Former Paymaster General Geoffrey Robinson insisted today that Peter Mandelson had taken the lead in seeking the £373,000 home loan which led ultimately to his resignation from the Cabinet.

Former Paymaster General Geoffrey Robinson insisted today that Peter Mandelson had taken the lead in seeking the £373,000 home loan which led ultimately to his resignation from the Cabinet.

The former Treasury minister, who was also forced to resign over the home loan affair two years ago, said it was not the case that he initiated the loan offer, as Mr Mandelson has suggested.

The multi-millionaire businessman whose version of the affair is included in an autobiography being serialised in the Daily Mail, said there was a "marked difference of opinion" between his recollection of events and those of Mr Mandelson, who is now Northern Ireland Secretary.

Mr Robinson stressed he was not accusing Mr Mandelson of lying about the affair, but told the BBC: "There is very clearly, however, a marked difference of opinion between the accounts that he has given (and mine)."

His account, said Mr Robinson, had implied "... that I put him up to it in some sort of way ... gave the impression that I was the sort of person who might use my means, my money, to buy influence, power, even office.

"I felt I ought to give my own account of it, and that's precisely what I have done."

Mr Robinson insisted "... it was Peter taking the lead in these matters."

But Mr Mandelson immediately defended himself, saying it was a matter for Mr Robinson as to why he should write and serialise a book of this kind at this time.

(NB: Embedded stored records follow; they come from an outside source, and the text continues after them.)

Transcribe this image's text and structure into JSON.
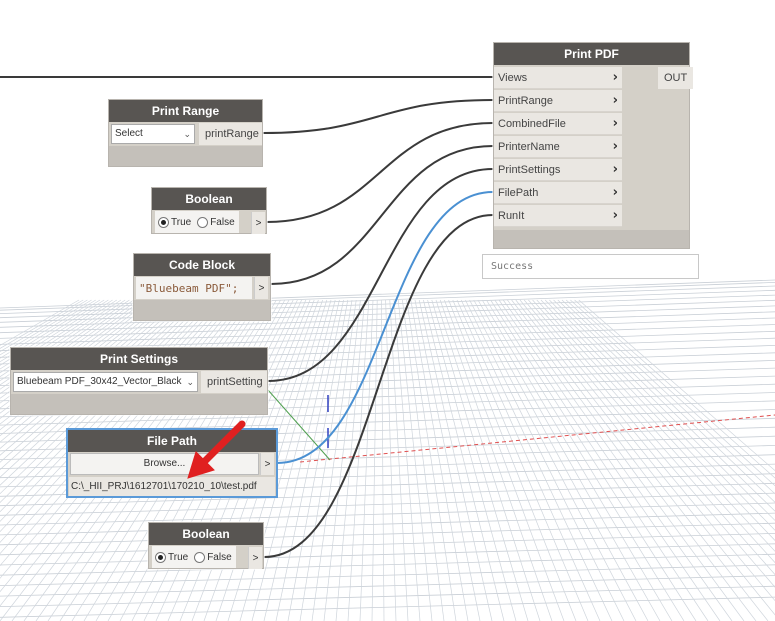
{
  "print_pdf_node": {
    "title": "Print PDF",
    "inputs": [
      "Views",
      "PrintRange",
      "CombinedFile",
      "PrinterName",
      "PrintSettings",
      "FilePath",
      "RunIt"
    ],
    "output": "OUT",
    "status": "Success"
  },
  "print_range_node": {
    "title": "Print Range",
    "dropdown_value": "Select",
    "output": "printRange"
  },
  "boolean_node_1": {
    "title": "Boolean",
    "true_label": "True",
    "false_label": "False",
    "out_label": ">"
  },
  "code_block_node": {
    "title": "Code Block",
    "code": "\"Bluebeam PDF\";",
    "out_label": ">"
  },
  "print_settings_node": {
    "title": "Print Settings",
    "dropdown_value": "Bluebeam PDF_30x42_Vector_Black",
    "output": "printSetting"
  },
  "file_path_node": {
    "title": "File Path",
    "browse_label": "Browse...",
    "path_value": "C:\\_HII_PRJ\\1612701\\170210_10\\test.pdf",
    "out_label": ">"
  },
  "boolean_node_2": {
    "title": "Boolean",
    "true_label": "True",
    "false_label": "False",
    "out_label": ">"
  },
  "colors": {
    "node_header": "#585552",
    "node_body": "#d4d0c8",
    "wire": "#3a3a3a",
    "wire_selected": "#4a90d2",
    "annotation_arrow": "#e02020"
  }
}
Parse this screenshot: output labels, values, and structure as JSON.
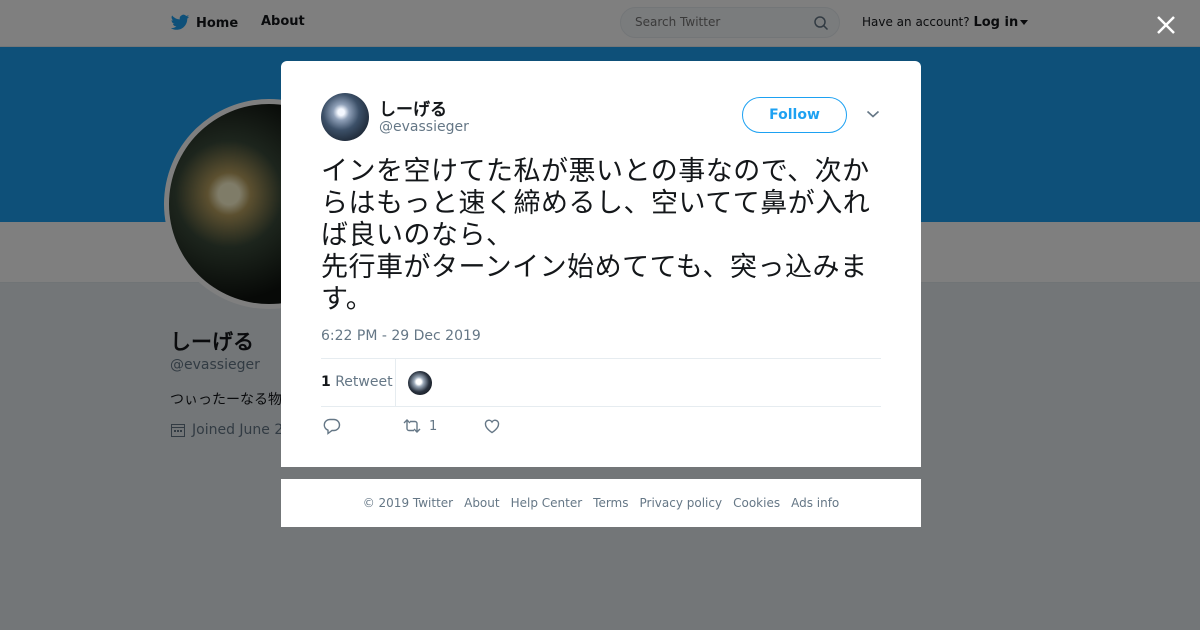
{
  "topbar": {
    "home_label": "Home",
    "about_label": "About",
    "search_placeholder": "Search Twitter",
    "have_account": "Have an account?",
    "login_label": "Log in"
  },
  "profile": {
    "name": "しーげる",
    "handle": "@evassieger",
    "bio": "つぃったーなる物",
    "joined": "Joined June 2"
  },
  "tweet": {
    "name": "しーげる",
    "handle": "@evassieger",
    "follow_label": "Follow",
    "text": "インを空けてた私が悪いとの事なので、次からはもっと速く締めるし、空いてて鼻が入れば良いのなら、\n先行車がターンイン始めてても、突っ込みます。",
    "timestamp": "6:22 PM - 29 Dec 2019",
    "retweet_count": "1",
    "retweet_label": "Retweet",
    "action_retweet_count": "1"
  },
  "footer": {
    "links": [
      "© 2019 Twitter",
      "About",
      "Help Center",
      "Terms",
      "Privacy policy",
      "Cookies",
      "Ads info"
    ]
  },
  "colors": {
    "accent": "#1da1f2",
    "text": "#14171a",
    "muted": "#657786"
  },
  "icons": [
    "twitter-bird-icon",
    "search-icon",
    "close-icon",
    "chevron-down-icon",
    "reply-icon",
    "retweet-icon",
    "like-icon",
    "calendar-icon"
  ]
}
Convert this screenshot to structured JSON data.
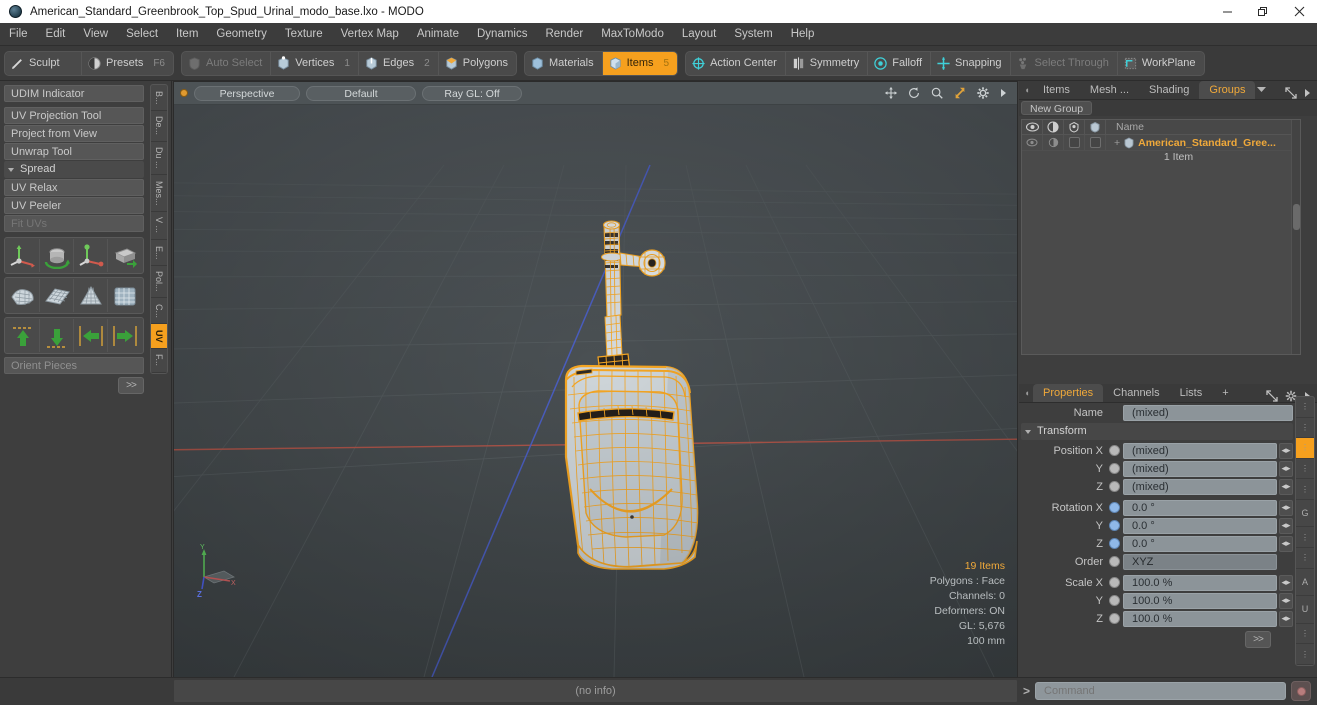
{
  "window": {
    "title": "American_Standard_Greenbrook_Top_Spud_Urinal_modo_base.lxo - MODO",
    "app_icon": "modo-sphere-icon",
    "minimize_label": "—",
    "maximize_label": "❐",
    "close_label": "✕"
  },
  "menubar": {
    "items": [
      {
        "label": "File"
      },
      {
        "label": "Edit"
      },
      {
        "label": "View"
      },
      {
        "label": "Select"
      },
      {
        "label": "Item"
      },
      {
        "label": "Geometry"
      },
      {
        "label": "Texture"
      },
      {
        "label": "Vertex Map"
      },
      {
        "label": "Animate"
      },
      {
        "label": "Dynamics"
      },
      {
        "label": "Render"
      },
      {
        "label": "MaxToModo"
      },
      {
        "label": "Layout"
      },
      {
        "label": "System"
      },
      {
        "label": "Help"
      }
    ]
  },
  "modebar": {
    "group1": [
      {
        "label": "Sculpt",
        "icon": "brush-icon",
        "state": "normal",
        "num": ""
      },
      {
        "label": "Presets",
        "icon": "sphere-icon",
        "state": "normal",
        "num": "F6"
      }
    ],
    "group2": [
      {
        "label": "Auto Select",
        "icon": "shield-icon",
        "state": "dim",
        "num": ""
      },
      {
        "label": "Vertices",
        "icon": "cube-vertex-icon",
        "state": "normal",
        "num": "1"
      },
      {
        "label": "Edges",
        "icon": "cube-edge-icon",
        "state": "normal",
        "num": "2"
      },
      {
        "label": "Polygons",
        "icon": "cube-poly-icon",
        "state": "normal",
        "num": ""
      }
    ],
    "group3": [
      {
        "label": "Materials",
        "icon": "cube-material-icon",
        "state": "normal",
        "num": ""
      },
      {
        "label": "Items",
        "icon": "cube-item-icon",
        "state": "active",
        "num": "5"
      }
    ],
    "group4": [
      {
        "label": "Action Center",
        "icon": "action-center-icon",
        "state": "normal",
        "num": ""
      },
      {
        "label": "Symmetry",
        "icon": "symmetry-icon",
        "state": "normal",
        "num": ""
      },
      {
        "label": "Falloff",
        "icon": "falloff-icon",
        "state": "normal",
        "num": ""
      },
      {
        "label": "Snapping",
        "icon": "snapping-icon",
        "state": "normal",
        "num": ""
      },
      {
        "label": "Select Through",
        "icon": "select-through-icon",
        "state": "dim",
        "num": ""
      },
      {
        "label": "WorkPlane",
        "icon": "workplane-icon",
        "state": "normal",
        "num": ""
      }
    ]
  },
  "left_panel": {
    "buttons_top": [
      {
        "label": "UDIM Indicator",
        "state": "normal"
      }
    ],
    "buttons_mid": [
      {
        "label": "UV Projection Tool",
        "state": "normal"
      },
      {
        "label": "Project from View",
        "state": "normal"
      },
      {
        "label": "Unwrap Tool",
        "state": "normal"
      }
    ],
    "section": {
      "label": "Spread"
    },
    "buttons_low": [
      {
        "label": "UV Relax",
        "state": "normal"
      },
      {
        "label": "UV Peeler",
        "state": "normal"
      },
      {
        "label": "Fit UVs",
        "state": "dim"
      }
    ],
    "icon_rows": [
      [
        "move-axis-icon",
        "rotate-cylinder-icon",
        "scale-axis-icon",
        "extrude-box-icon"
      ],
      [
        "uv-shell-icon",
        "uv-grid-plane-icon",
        "uv-cone-unwrap-icon",
        "uv-sphere-grid-icon"
      ],
      [
        "align-up-icon",
        "align-down-icon",
        "align-left-icon",
        "align-right-icon"
      ]
    ],
    "field": {
      "label": "Orient Pieces"
    },
    "more_button": {
      "label": ">>"
    },
    "vtabs": [
      {
        "label": "B...",
        "active": false
      },
      {
        "label": "De...",
        "active": false
      },
      {
        "label": "Du ...",
        "active": false
      },
      {
        "label": "Mes...",
        "active": false
      },
      {
        "label": "V ...",
        "active": false
      },
      {
        "label": "E...",
        "active": false
      },
      {
        "label": "Pol...",
        "active": false
      },
      {
        "label": "C...",
        "active": false
      },
      {
        "label": "UV",
        "active": true
      },
      {
        "label": "F...",
        "active": false
      }
    ]
  },
  "viewport": {
    "mode_label": "Perspective",
    "shading_label": "Default",
    "raygl_label": "Ray GL: Off",
    "tools": [
      "move-tool-icon",
      "rotate-tool-icon",
      "zoom-tool-icon",
      "fit-tool-icon",
      "gear-icon",
      "chevron-right-icon"
    ],
    "axis_gizmo": {
      "x": "X",
      "y": "Y",
      "z": "Z"
    },
    "stats": {
      "items": "19 Items",
      "polygons": "Polygons : Face",
      "channels": "Channels: 0",
      "deformers": "Deformers: ON",
      "gl": "GL: 5,676",
      "scale": "100 mm"
    },
    "colors": {
      "background_top": "#4f5457",
      "background_bottom": "#42474a",
      "wireframe": "#f5a623",
      "axis_x": "#b35545",
      "axis_z": "#4a5fc4",
      "grid": "#585f62"
    }
  },
  "right_top_panel": {
    "tabs": [
      {
        "label": "Items",
        "active": false
      },
      {
        "label": "Mesh ...",
        "active": false
      },
      {
        "label": "Shading",
        "active": false
      },
      {
        "label": "Groups",
        "active": true
      }
    ],
    "tab_overflow": "chevron-down-icon",
    "header_icons": [
      "expand-icon",
      "chevron-right-icon"
    ],
    "new_group_button": "New Group",
    "columns": [
      {
        "icon": "eye-icon"
      },
      {
        "icon": "render-icon"
      },
      {
        "icon": "lock-shape-icon"
      },
      {
        "icon": "select-shape-icon"
      },
      {
        "label": "Name"
      }
    ],
    "rows": [
      {
        "name": "American_Standard_Gree...",
        "icon": "group-icon",
        "expander": "+",
        "sub_label": "1 Item",
        "visible_icon": "eye-dim-icon",
        "render_icon": "render-dim-icon",
        "checkbox1": false,
        "checkbox2": false
      }
    ]
  },
  "properties_panel": {
    "tabs": [
      {
        "label": "Properties",
        "active": true
      },
      {
        "label": "Channels",
        "active": false
      },
      {
        "label": "Lists",
        "active": false
      },
      {
        "label": "+",
        "active": false
      }
    ],
    "header_icons": [
      "expand-icon",
      "gear-icon",
      "chevron-right-icon"
    ],
    "name_row": {
      "label": "Name",
      "value": "(mixed)"
    },
    "transform_section": {
      "label": "Transform"
    },
    "position": {
      "label": "Position X",
      "rows": [
        {
          "axis": "Position X",
          "value": "(mixed)",
          "radio": "grey"
        },
        {
          "axis": "Y",
          "value": "(mixed)",
          "radio": "grey"
        },
        {
          "axis": "Z",
          "value": "(mixed)",
          "radio": "grey"
        }
      ]
    },
    "rotation": {
      "rows": [
        {
          "axis": "Rotation X",
          "value": "0.0 °",
          "radio": "blue"
        },
        {
          "axis": "Y",
          "value": "0.0 °",
          "radio": "blue"
        },
        {
          "axis": "Z",
          "value": "0.0 °",
          "radio": "blue"
        }
      ]
    },
    "order": {
      "label": "Order",
      "value": "XYZ",
      "radio": "grey"
    },
    "scale": {
      "rows": [
        {
          "axis": "Scale X",
          "value": "100.0 %",
          "radio": "grey"
        },
        {
          "axis": "Y",
          "value": "100.0 %",
          "radio": "grey"
        },
        {
          "axis": "Z",
          "value": "100.0 %",
          "radio": "grey"
        }
      ]
    },
    "more_button": {
      "label": ">>"
    },
    "side_tabs": [
      {
        "label": "⋮",
        "active": false
      },
      {
        "label": "⋮",
        "active": false
      },
      {
        "label": "⋮",
        "active": true
      },
      {
        "label": "⋮",
        "active": false
      },
      {
        "label": "⋮",
        "active": false
      },
      {
        "label": "G",
        "active": false
      },
      {
        "label": "⋮",
        "active": false
      },
      {
        "label": "⋮",
        "active": false
      },
      {
        "label": "A",
        "active": false
      },
      {
        "label": "U",
        "active": false
      },
      {
        "label": "⋮",
        "active": false
      },
      {
        "label": "⋮",
        "active": false
      }
    ]
  },
  "statusbar": {
    "info": "(no info)",
    "command_caret": ">",
    "command_placeholder": "Command",
    "record_icon": "record-icon"
  },
  "theme": {
    "accent": "#f6a01e",
    "panel_bg": "#3e3e3e",
    "toolbar_bg": "#3a3a3a",
    "field_bg": "#8c9499",
    "text": "#c8c8c8"
  }
}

But he said he had frequently put his side of the story, which was that he had had dinner with him in 1996 and during the course of the evening had told him his problems trying to find somewhere to live in London.

Mr Mandelson says that as Mr Robinson was a long-time friend he volunteered his financial help if needed.

He added that he considered the matter closed and did not want to be distracted from his work as Northern Ireland secretary by it.